Good. Just the effect I wanted. Actually, at this point, I don’t think I care too much about more than getting my rear out of here.

I’ll holster the gun and grab the nearest Uzi, then do my best impressive limp to the front door.

You already have this guy’s Uzi (with sling). You limp across the lobby towards the front door. There’s only slight movements and wimpers as you cross the intervening space. The desk clerk pokes his head up from behind the registration counter. The fluresent lights are harsh against the white tilesof the lobby, and freedom and the cool night air are in front of you as you reach the glass doors. The street ahead is damp, deserted, and unevenly lit by the few working street lights.

OK, I wasn’t sure if I had picked it up or not. I’ll take a quick look over my shoulder to make sure nobody is about to plug me, then I’ll finally get out of this hellhole and step out onto the street.

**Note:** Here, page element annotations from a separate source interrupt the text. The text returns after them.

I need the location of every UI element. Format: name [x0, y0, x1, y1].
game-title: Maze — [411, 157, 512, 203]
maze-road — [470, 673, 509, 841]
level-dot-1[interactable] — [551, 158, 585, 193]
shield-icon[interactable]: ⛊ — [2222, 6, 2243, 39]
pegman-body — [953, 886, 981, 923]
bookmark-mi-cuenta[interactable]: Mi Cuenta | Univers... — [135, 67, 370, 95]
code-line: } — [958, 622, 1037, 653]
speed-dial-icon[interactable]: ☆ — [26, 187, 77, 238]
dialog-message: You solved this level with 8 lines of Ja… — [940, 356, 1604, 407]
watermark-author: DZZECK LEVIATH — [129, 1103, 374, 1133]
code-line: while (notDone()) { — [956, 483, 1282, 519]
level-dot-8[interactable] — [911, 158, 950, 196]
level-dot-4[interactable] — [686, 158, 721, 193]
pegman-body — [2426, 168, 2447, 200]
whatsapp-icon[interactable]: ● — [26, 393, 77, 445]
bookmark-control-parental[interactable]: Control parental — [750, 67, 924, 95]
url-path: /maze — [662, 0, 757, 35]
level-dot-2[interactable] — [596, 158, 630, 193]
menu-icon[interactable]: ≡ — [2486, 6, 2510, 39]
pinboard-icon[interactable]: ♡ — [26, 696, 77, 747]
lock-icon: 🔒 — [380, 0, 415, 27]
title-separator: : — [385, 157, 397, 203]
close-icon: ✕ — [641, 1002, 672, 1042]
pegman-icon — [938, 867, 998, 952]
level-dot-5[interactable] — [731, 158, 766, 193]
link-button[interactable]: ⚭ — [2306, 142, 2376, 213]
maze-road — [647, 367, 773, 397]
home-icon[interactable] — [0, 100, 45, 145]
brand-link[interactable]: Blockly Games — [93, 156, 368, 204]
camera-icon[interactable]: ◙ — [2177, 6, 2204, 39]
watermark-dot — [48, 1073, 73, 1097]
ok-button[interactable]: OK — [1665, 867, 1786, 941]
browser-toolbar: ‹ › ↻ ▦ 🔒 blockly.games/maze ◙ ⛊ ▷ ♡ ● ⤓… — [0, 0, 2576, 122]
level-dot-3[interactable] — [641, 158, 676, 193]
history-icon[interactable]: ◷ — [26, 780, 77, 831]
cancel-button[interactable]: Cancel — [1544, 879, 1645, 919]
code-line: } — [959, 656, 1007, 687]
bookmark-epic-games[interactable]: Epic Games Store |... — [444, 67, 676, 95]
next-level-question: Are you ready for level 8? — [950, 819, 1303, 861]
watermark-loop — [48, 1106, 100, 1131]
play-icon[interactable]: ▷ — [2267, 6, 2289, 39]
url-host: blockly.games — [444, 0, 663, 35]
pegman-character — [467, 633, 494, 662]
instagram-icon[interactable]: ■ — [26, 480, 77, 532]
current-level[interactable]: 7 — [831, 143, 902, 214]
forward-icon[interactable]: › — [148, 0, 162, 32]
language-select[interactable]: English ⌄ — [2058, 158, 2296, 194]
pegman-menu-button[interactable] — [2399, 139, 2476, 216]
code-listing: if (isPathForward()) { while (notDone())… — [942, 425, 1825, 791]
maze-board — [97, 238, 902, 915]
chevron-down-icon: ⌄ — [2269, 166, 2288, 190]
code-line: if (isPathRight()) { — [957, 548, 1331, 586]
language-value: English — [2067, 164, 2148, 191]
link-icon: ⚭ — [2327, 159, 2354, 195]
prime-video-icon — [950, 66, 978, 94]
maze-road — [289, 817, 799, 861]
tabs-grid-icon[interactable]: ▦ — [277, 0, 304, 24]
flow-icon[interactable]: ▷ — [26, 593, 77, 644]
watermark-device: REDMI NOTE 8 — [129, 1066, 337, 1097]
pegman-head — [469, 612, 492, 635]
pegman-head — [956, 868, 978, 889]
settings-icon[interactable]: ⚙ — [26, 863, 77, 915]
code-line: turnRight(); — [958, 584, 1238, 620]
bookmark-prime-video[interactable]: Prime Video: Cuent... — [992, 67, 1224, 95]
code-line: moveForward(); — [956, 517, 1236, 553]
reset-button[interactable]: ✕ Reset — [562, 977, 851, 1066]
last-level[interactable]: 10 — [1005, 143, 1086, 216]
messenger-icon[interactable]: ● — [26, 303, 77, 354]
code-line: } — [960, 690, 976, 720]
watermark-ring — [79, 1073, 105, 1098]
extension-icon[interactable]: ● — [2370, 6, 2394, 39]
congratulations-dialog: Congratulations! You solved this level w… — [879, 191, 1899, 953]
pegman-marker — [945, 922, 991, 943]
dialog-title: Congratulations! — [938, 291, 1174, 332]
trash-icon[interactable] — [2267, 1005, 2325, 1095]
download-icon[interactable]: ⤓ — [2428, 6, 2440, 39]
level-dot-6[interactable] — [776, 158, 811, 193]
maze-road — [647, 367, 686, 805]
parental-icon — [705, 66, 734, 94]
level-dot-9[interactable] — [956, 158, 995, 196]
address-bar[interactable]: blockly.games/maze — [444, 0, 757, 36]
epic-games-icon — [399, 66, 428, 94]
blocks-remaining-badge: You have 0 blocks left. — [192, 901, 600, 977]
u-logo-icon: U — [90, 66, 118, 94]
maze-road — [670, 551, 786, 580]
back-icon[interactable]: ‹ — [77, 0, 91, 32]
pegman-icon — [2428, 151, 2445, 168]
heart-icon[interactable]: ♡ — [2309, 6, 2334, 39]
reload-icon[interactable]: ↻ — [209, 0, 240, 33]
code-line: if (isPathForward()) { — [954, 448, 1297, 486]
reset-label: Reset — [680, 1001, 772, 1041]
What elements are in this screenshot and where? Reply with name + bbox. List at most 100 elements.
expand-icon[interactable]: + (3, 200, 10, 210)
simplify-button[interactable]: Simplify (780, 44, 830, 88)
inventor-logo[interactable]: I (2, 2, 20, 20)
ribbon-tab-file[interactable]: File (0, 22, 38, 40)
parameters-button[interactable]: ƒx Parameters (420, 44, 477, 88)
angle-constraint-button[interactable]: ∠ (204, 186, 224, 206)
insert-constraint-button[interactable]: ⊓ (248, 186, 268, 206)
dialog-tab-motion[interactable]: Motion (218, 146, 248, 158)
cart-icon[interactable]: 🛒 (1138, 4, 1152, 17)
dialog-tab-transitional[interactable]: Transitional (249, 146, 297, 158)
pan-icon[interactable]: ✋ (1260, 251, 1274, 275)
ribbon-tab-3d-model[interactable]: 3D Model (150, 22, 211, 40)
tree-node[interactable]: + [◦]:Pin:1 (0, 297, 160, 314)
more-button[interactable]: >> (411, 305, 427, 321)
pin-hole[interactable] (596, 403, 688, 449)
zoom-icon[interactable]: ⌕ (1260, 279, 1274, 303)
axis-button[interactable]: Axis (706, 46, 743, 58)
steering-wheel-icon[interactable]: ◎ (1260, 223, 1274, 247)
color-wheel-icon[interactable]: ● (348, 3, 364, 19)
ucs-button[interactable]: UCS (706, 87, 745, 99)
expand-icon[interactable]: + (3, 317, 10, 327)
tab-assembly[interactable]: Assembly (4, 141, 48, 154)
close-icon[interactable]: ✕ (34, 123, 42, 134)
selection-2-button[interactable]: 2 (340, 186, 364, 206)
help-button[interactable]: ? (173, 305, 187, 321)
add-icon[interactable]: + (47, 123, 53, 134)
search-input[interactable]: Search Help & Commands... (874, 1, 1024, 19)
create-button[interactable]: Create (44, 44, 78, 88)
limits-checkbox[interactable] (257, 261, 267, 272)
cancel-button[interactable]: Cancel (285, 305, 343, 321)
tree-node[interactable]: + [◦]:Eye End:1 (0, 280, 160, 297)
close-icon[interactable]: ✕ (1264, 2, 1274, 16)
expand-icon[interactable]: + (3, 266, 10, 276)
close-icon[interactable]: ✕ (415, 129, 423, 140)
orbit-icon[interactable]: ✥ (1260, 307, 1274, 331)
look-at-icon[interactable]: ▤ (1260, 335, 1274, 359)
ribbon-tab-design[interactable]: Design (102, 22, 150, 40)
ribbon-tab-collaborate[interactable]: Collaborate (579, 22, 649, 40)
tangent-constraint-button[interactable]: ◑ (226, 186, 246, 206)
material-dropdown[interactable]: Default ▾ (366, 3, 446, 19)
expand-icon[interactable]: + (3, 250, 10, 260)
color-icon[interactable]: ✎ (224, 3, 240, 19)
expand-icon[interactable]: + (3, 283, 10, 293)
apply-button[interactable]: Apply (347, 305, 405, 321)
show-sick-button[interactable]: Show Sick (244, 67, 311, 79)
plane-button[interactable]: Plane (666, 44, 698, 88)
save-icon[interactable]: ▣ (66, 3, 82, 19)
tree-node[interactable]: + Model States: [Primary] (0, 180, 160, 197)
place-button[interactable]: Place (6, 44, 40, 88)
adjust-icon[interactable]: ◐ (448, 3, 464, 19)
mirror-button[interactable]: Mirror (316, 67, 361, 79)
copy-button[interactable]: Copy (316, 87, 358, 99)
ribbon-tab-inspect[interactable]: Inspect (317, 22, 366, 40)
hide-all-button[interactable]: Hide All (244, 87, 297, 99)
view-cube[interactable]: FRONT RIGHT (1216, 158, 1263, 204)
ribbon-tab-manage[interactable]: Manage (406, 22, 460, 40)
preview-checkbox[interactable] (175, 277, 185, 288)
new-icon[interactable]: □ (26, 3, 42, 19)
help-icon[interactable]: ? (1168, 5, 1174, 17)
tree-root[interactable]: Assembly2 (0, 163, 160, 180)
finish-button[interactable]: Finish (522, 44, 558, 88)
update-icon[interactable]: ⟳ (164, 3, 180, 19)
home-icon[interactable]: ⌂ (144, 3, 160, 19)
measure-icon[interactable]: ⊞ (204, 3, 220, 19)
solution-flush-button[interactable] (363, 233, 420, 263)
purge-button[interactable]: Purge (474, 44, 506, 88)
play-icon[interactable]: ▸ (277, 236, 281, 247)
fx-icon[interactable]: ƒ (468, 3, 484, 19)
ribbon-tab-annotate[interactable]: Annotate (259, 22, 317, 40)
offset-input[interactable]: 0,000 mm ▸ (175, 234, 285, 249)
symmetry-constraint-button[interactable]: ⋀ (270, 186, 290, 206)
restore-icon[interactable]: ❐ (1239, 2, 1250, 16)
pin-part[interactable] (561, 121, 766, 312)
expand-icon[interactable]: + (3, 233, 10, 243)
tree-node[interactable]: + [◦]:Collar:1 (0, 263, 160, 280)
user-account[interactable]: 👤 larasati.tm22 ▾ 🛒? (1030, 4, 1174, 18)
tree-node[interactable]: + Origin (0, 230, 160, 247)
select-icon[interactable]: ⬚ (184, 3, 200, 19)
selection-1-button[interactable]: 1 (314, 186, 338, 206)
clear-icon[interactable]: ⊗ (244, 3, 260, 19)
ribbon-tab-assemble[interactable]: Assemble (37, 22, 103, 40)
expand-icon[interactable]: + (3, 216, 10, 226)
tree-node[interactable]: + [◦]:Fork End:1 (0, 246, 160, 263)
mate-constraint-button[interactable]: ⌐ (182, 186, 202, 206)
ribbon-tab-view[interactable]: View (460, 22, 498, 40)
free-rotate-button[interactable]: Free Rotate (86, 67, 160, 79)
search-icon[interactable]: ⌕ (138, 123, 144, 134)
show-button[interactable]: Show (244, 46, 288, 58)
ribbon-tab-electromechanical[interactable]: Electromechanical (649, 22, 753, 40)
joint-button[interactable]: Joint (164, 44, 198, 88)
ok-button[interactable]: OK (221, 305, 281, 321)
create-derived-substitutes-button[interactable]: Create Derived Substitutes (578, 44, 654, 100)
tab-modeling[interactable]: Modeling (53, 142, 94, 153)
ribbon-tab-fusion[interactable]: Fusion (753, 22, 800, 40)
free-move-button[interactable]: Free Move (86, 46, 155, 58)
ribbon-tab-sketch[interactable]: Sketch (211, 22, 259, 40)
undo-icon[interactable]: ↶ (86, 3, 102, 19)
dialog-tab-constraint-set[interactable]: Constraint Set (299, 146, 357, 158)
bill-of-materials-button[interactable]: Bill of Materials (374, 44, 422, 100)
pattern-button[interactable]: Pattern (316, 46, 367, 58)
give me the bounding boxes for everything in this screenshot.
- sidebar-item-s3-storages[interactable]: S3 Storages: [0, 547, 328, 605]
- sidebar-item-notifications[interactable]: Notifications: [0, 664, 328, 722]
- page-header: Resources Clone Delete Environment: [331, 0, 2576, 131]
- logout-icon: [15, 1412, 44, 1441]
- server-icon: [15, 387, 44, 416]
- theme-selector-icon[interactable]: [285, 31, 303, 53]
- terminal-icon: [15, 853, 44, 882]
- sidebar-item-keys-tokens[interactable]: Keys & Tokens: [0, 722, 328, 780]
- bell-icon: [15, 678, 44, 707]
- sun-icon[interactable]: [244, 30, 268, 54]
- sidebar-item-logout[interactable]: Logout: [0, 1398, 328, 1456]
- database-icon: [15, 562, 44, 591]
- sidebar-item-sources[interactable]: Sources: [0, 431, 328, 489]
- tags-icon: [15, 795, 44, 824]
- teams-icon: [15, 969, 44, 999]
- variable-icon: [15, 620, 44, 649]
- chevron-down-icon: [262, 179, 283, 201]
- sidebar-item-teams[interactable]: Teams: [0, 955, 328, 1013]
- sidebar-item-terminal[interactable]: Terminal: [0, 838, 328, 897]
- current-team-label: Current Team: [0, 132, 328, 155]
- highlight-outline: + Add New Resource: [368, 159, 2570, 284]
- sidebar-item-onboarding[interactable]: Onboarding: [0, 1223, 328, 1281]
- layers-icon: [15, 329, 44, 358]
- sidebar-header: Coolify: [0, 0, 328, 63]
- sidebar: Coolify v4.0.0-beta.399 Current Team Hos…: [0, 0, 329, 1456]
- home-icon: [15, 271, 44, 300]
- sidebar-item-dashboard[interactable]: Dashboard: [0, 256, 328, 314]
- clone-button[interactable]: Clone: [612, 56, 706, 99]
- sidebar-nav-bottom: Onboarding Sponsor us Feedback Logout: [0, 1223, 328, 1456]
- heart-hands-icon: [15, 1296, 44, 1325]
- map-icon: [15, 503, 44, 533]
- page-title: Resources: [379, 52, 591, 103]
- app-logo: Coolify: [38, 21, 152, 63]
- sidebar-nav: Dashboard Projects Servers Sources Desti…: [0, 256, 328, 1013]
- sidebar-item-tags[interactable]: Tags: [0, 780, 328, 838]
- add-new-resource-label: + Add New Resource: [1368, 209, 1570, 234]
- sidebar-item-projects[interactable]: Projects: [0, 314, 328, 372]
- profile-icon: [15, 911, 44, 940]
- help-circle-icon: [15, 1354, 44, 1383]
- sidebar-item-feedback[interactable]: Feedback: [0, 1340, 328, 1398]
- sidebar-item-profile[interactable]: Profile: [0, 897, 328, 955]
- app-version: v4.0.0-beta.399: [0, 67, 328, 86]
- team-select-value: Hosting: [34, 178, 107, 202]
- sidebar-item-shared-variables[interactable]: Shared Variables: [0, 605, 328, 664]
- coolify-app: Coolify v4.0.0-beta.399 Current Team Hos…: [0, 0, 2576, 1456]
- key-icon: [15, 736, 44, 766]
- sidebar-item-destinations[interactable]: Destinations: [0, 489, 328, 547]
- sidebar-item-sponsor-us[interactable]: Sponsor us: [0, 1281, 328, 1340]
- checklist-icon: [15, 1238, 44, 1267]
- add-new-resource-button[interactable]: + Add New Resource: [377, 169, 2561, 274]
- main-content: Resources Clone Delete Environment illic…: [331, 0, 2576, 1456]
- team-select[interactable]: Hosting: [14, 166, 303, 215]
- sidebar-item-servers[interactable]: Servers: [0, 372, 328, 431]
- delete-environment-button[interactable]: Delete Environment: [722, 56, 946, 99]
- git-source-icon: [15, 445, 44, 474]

You take a glance back at the cowering crowd, and push open the doors, stepping out into the cool, moist air of freedom, which way do you go?

You’re going to want to hurt me in just a bit, because we are very close to done, but not quite done. But don’t let that stop you. Go ahead and walk down that street (last Scene).


Unfortunately, at this point the example trails off. But it was hopefully enough stuff to give you an idea of how this works.

Remember, though, that not all diceless games are like this. There are a wide variety of styles, of which this is only a taste. See rec.games.frp.advocacy for more complete and interactive discussion.